The strip of shops on Gruzinsky Val near Beloruskaya station in the heart of Moscow are typical of the downmarket retail outlets in the Russian capital. Gaudy signs above rundown premises that are little more than a single room. There are cheap eateries, small clothes shops decorated with sun-bleached posters of models in their knickers that sell imported Chinese-made underwear and the odd flower shop.

Then you reach the new Svyaznoy store that juts out from the rest after its recent renovation.
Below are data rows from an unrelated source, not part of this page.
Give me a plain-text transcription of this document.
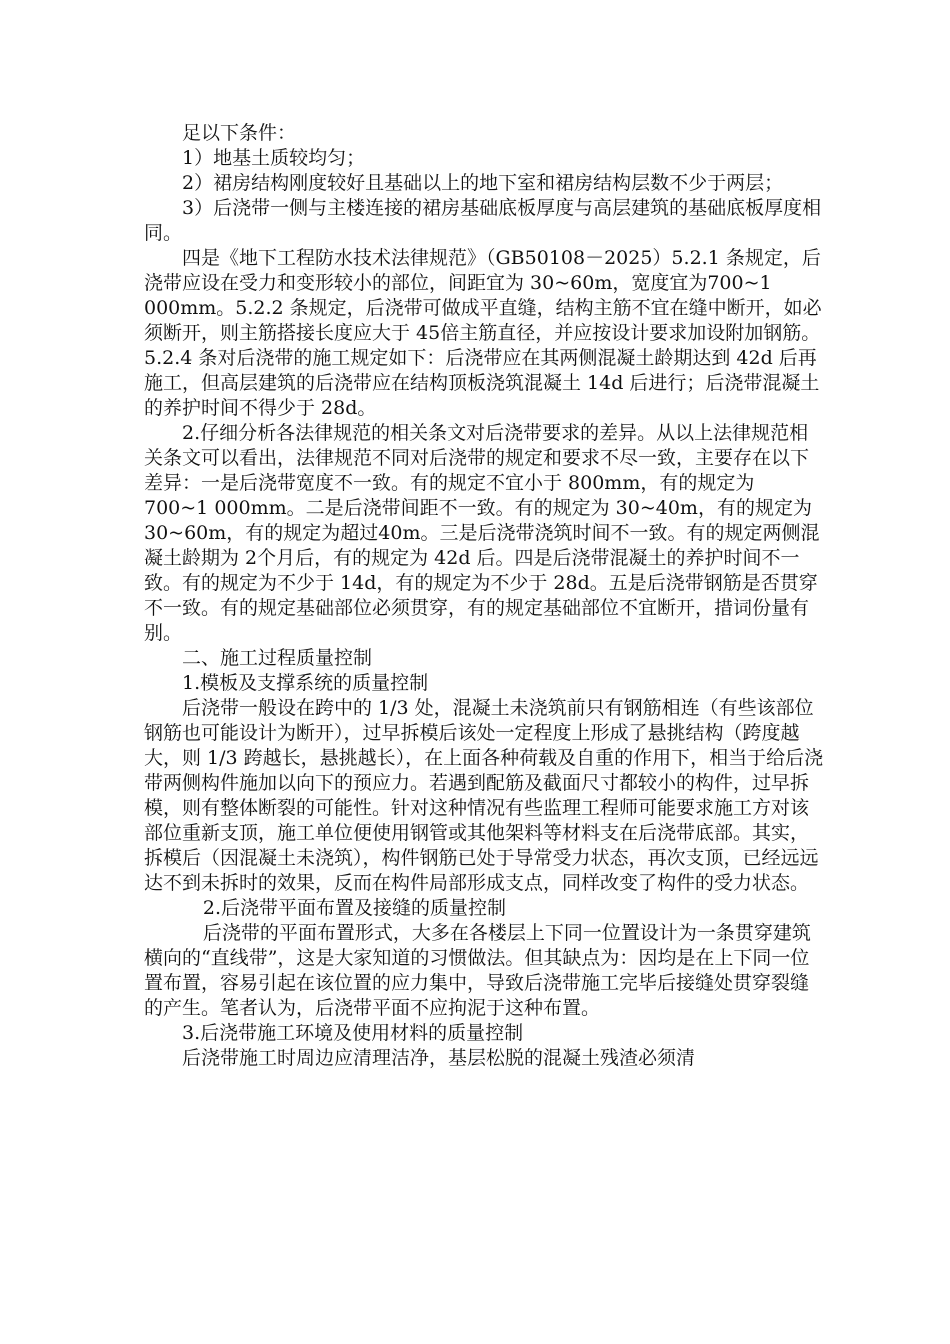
足以下条件：

1）地基土质较均匀；

2）裙房结构刚度较好且基础以上的地下室和裙房结构层数不少于两层；

3）后浇带一侧与主楼连接的裙房基础底板厚度与高层建筑的基础底板厚度相同。

四是《地下工程防水技术法律规范》（GB50108－2025）5.2.1 条规定，后浇带应设在受力和变形较小的部位，间距宜为 30~60m，宽度宜为700~1 000mm。5.2.2 条规定，后浇带可做成平直缝，结构主筋不宜在缝中断开，如必须断开，则主筋搭接长度应大于 45倍主筋直径，并应按设计要求加设附加钢筋。5.2.4 条对后浇带的施工规定如下：后浇带应在其两侧混凝土龄期达到 42d 后再施工，但高层建筑的后浇带应在结构顶板浇筑混凝土 14d 后进行；后浇带混凝土的养护时间不得少于 28d。

2.仔细分析各法律规范的相关条文对后浇带要求的差异。从以上法律规范相关条文可以看出，法律规范不同对后浇带的规定和要求不尽一致，主要存在以下差异：一是后浇带宽度不一致。有的规定不宜小于 800mm，有的规定为 700~1 000mm。二是后浇带间距不一致。有的规定为 30~40m，有的规定为 30~60m，有的规定为超过40m。三是后浇带浇筑时间不一致。有的规定两侧混凝土龄期为 2个月后，有的规定为 42d 后。四是后浇带混凝土的养护时间不一致。有的规定为不少于 14d，有的规定为不少于 28d。五是后浇带钢筋是否贯穿不一致。有的规定基础部位必须贯穿，有的规定基础部位不宜断开，措词份量有别。

二、施工过程质量控制

1.模板及支撑系统的质量控制

后浇带一般设在跨中的 1/3 处，混凝土未浇筑前只有钢筋相连（有些该部位钢筋也可能设计为断开），过早拆模后该处一定程度上形成了悬挑结构（跨度越大，则 1/3 跨越长，悬挑越长），在上面各种荷载及自重的作用下，相当于给后浇带两侧构件施加以向下的预应力。若遇到配筋及截面尺寸都较小的构件，过早拆模，则有整体断裂的可能性。针对这种情况有些监理工程师可能要求施工方对该部位重新支顶，施工单位便使用钢管或其他架料等材料支在后浇带底部。其实，拆模后（因混凝土未浇筑），构件钢筋已处于导常受力状态，再次支顶，已经远远达不到未拆时的效果，反而在构件局部形成支点，同样改变了构件的受力状态。

2.后浇带平面布置及接缝的质量控制

后浇带的平面布置形式，大多在各楼层上下同一位置设计为一条贯穿建筑横向的“直线带”，这是大家知道的习惯做法。但其缺点为：因均是在上下同一位置布置，容易引起在该位置的应力集中，导致后浇带施工完毕后接缝处贯穿裂缝的产生。笔者认为，后浇带平面不应拘泥于这种布置。

3.后浇带施工环境及使用材料的质量控制

后浇带施工时周边应清理洁净，基层松脱的混凝土残渣必须清
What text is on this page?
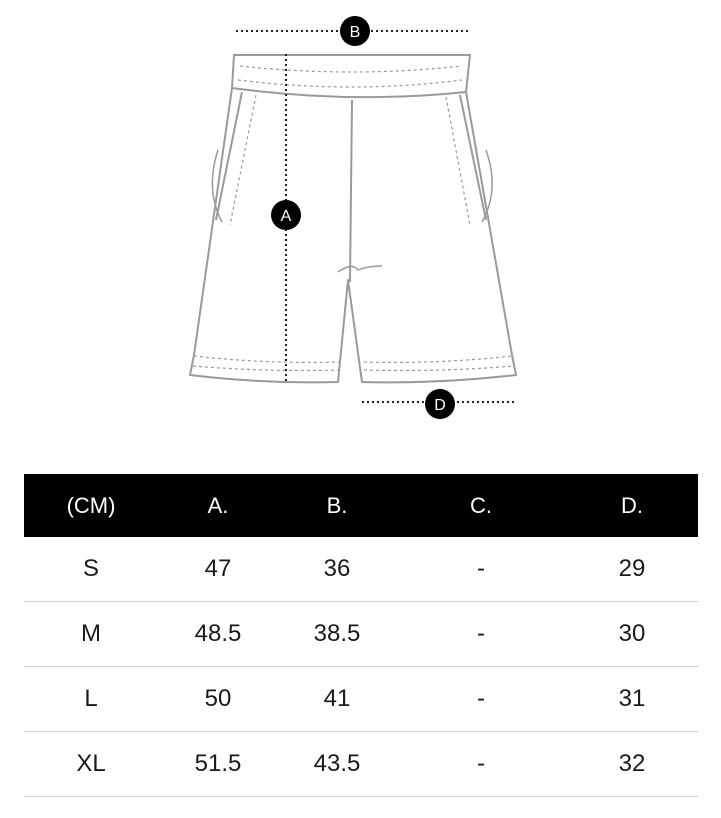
B
A
D
(CM)	A.	B.	C.	D.
S	47	36	-	29
M	48.5	38.5	-	30
L	50	41	-	31
XL	51.5	43.5	-	32
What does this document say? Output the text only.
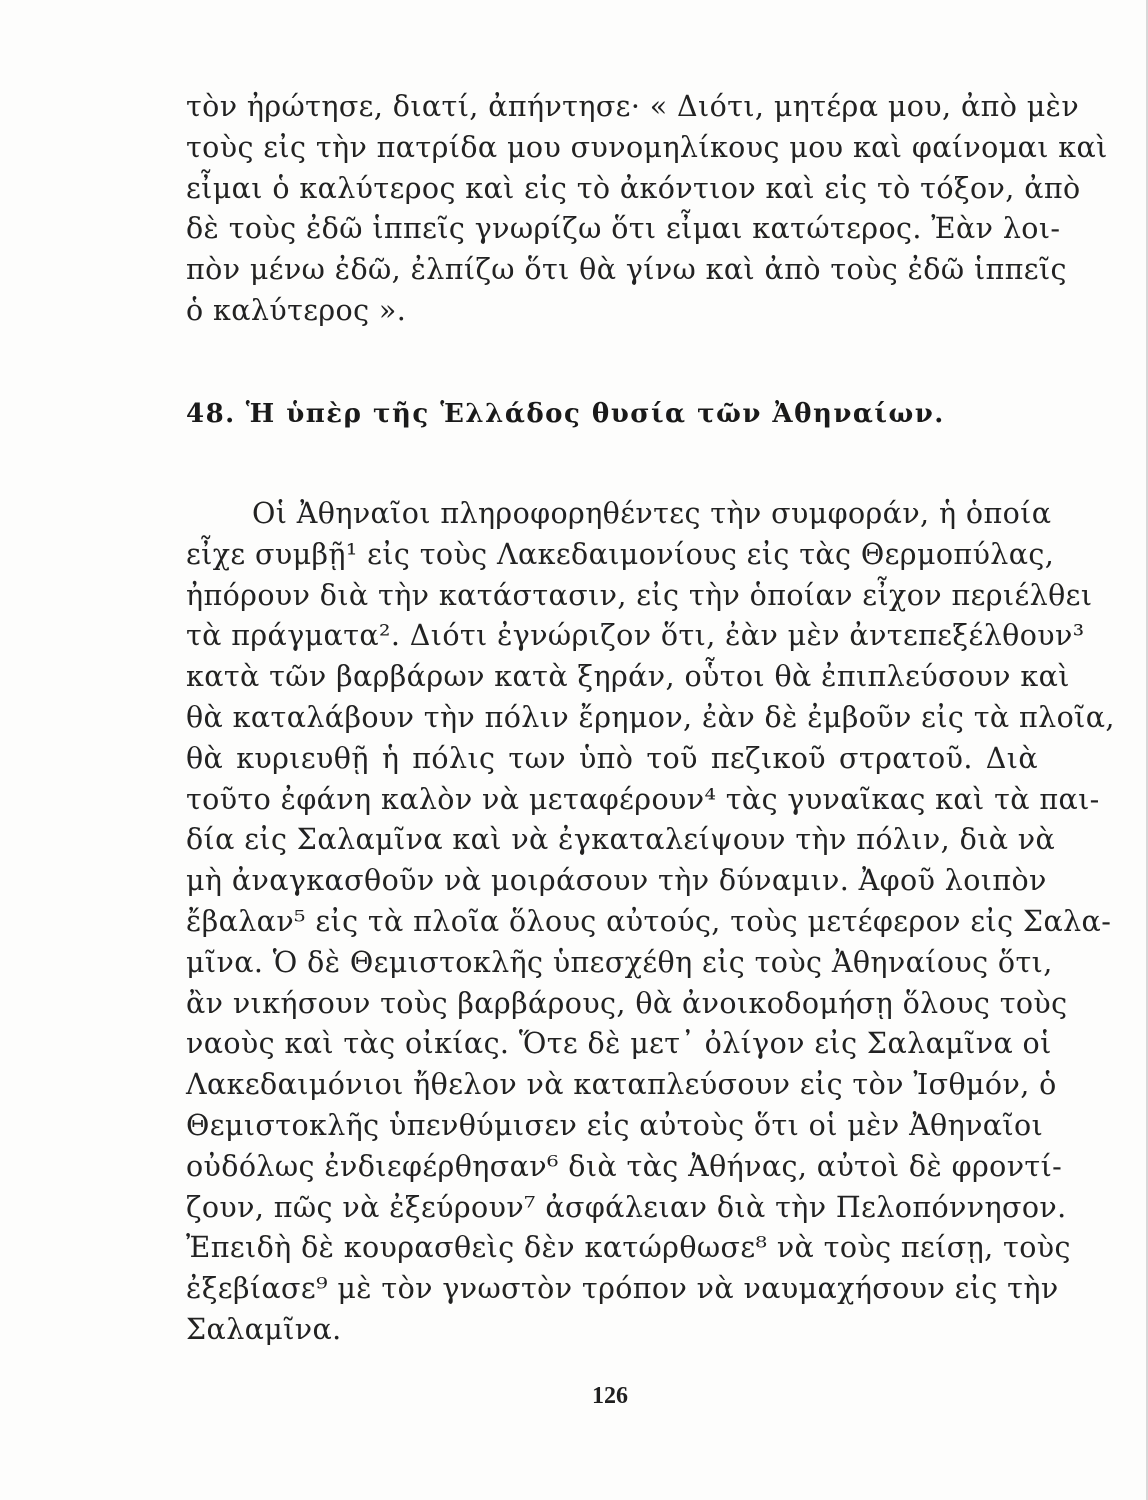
τὸν ἠρώτησε, διατί, ἀπήντησε· « Διότι, μητέρα μου, ἀπὸ μὲν
τοὺς εἰς τὴν πατρίδα μου συνομηλίκους μου καὶ φαίνομαι καὶ
εἶμαι ὁ καλύτερος καὶ εἰς τὸ ἀκόντιον καὶ εἰς τὸ τόξον, ἀπὸ
δὲ τοὺς ἐδῶ ἱππεῖς γνωρίζω ὅτι εἶμαι κατώτερος. Ἐὰν λοι-
πὸν μένω ἐδῶ, ἐλπίζω ὅτι θὰ γίνω καὶ ἀπὸ τοὺς ἐδῶ ἱππεῖς
ὁ καλύτερος ».
48. Ἡ ὑπὲρ τῆς Ἑλλάδος θυσία τῶν Ἀθηναίων.
Οἱ Ἀθηναῖοι πληροφορηθέντες τὴν συμφοράν, ἡ ὁποία
εἶχε συμβῇ¹ εἰς τοὺς Λακεδαιμονίους εἰς τὰς Θερμοπύλας,
ἠπόρουν διὰ τὴν κατάστασιν, εἰς τὴν ὁποίαν εἶχον περιέλθει
τὰ πράγματα². Διότι ἐγνώριζον ὅτι, ἐὰν μὲν ἀντεπεξέλθουν³
κατὰ τῶν βαρβάρων κατὰ ξηράν, οὗτοι θὰ ἐπιπλεύσουν καὶ
θὰ καταλάβουν τὴν πόλιν ἔρημον, ἐὰν δὲ ἐμβοῦν εἰς τὰ πλοῖα,
θὰ κυριευθῇ ἡ πόλις των ὑπὸ τοῦ πεζικοῦ στρατοῦ. Διὰ
τοῦτο ἐφάνη καλὸν νὰ μεταφέρουν⁴ τὰς γυναῖκας καὶ τὰ παι-
δία εἰς Σαλαμῖνα καὶ νὰ ἐγκαταλείψουν τὴν πόλιν, διὰ νὰ
μὴ ἀναγκασθοῦν νὰ μοιράσουν τὴν δύναμιν. Ἀφοῦ λοιπὸν
ἔβαλαν⁵ εἰς τὰ πλοῖα ὅλους αὐτούς, τοὺς μετέφερον εἰς Σαλα-
μῖνα. Ὁ δὲ Θεμιστοκλῆς ὑπεσχέθη εἰς τοὺς Ἀθηναίους ὅτι,
ἂν νικήσουν τοὺς βαρβάρους, θὰ ἀνοικοδομήσῃ ὅλους τοὺς
ναοὺς καὶ τὰς οἰκίας. Ὅτε δὲ μετ᾿ ὀλίγον εἰς Σαλαμῖνα οἱ
Λακεδαιμόνιοι ἤθελον νὰ καταπλεύσουν εἰς τὸν Ἰσθμόν, ὁ
Θεμιστοκλῆς ὑπενθύμισεν εἰς αὐτοὺς ὅτι οἱ μὲν Ἀθηναῖοι
οὐδόλως ἐνδιεφέρθησαν⁶ διὰ τὰς Ἀθήνας, αὐτοὶ δὲ φροντί-
ζουν, πῶς νὰ ἐξεύρουν⁷ ἀσφάλειαν διὰ τὴν Πελοπόννησον.
Ἐπειδὴ δὲ κουρασθεὶς δὲν κατώρθωσε⁸ νὰ τοὺς πείσῃ, τοὺς
ἐξεβίασε⁹ μὲ τὸν γνωστὸν τρόπον νὰ ναυμαχήσουν εἰς τὴν
Σαλαμῖνα.
126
Clad in brown glossy stone with a slick and modern interior, it's a far cry from the glorified kiosks jammed onto a few square metres of pavement space at the corner of the road that for the last 20 years have been mostly mobile phone outlets.

Svyaznoy used to be merely Russia's second biggest retailer of mobile phones, but is now transforming itself into one of the most successful banks-cum-shops in the country, leveraging its 3,000 outlets around the country.

Retailing in Russia is developing fast, but the market is still wide open. What Svyaznoy has done is to leverage its existing retail platform and distribution network to expand into new areas of business; the company now offers a wide range of goods from household appliances to consumer electronics and is growing by 30% a year despite the crisis. But it is the banking services that have been the most successful and the company recently raised $300m to fund its expansion.

Initially, the holding group planned to sell a stake to raise money to fund the banking operations, but faced with the pall hanging over the stock markets it eventually went for debt. "We were looking at private equity deals as well as other options to raise money, among which we chose to finance our growth through debt in the end. Private equity is still open to us, and we consider it an option given the terms suit our expectations," says Dennis Ludkovsky, CEO of Svyaznoy.

The phone retailer remains a cash cow, so the debt was taken on at the holding level for the bank - a first for Svyaznoy, which has always had to use the cash-positive retailer as a backstop in past deals.

Still, the borrowing doesn't come cheap. While rates for loans in the West are on the order of 3%, in Russia the banks are charging closer to 9% even for well-known and solid customers, and more for smaller companies, if they can get money at all.

While consumer lending was growing at about 28% in the first quarter - a rate that the Central Bank of Russia's deputy chairman, Alexey Ulyukaev, says could lead to overheating - commercial lending remains the one part of the financial system yet to fully recover from the crisis and is growing at half the rate of consumer loans in the first quarter.

However, apart from the difficulties of raising money, from Svyaznoy's point of view the crisis has had little impact on its business. "In the worst of the crisis in 2009, mobile retail was down more than 10%, our sales remained almost unchanged. Now sales keep growing - in the first half they grew by 30% year on year and profits by even more," says Ludkovsky.

Part of the reason is that Russians are switching over from regular phones, where sales were predicated on the type of package you bought from one of the incumbent operators, to smart phones, where the add-on services like mobile internet are the money-makers. "And we are still expanding. We opened more than 250 new branches over the first five months of this year, which is by 25% more than in the first five months of 2011," says Ludkovsky.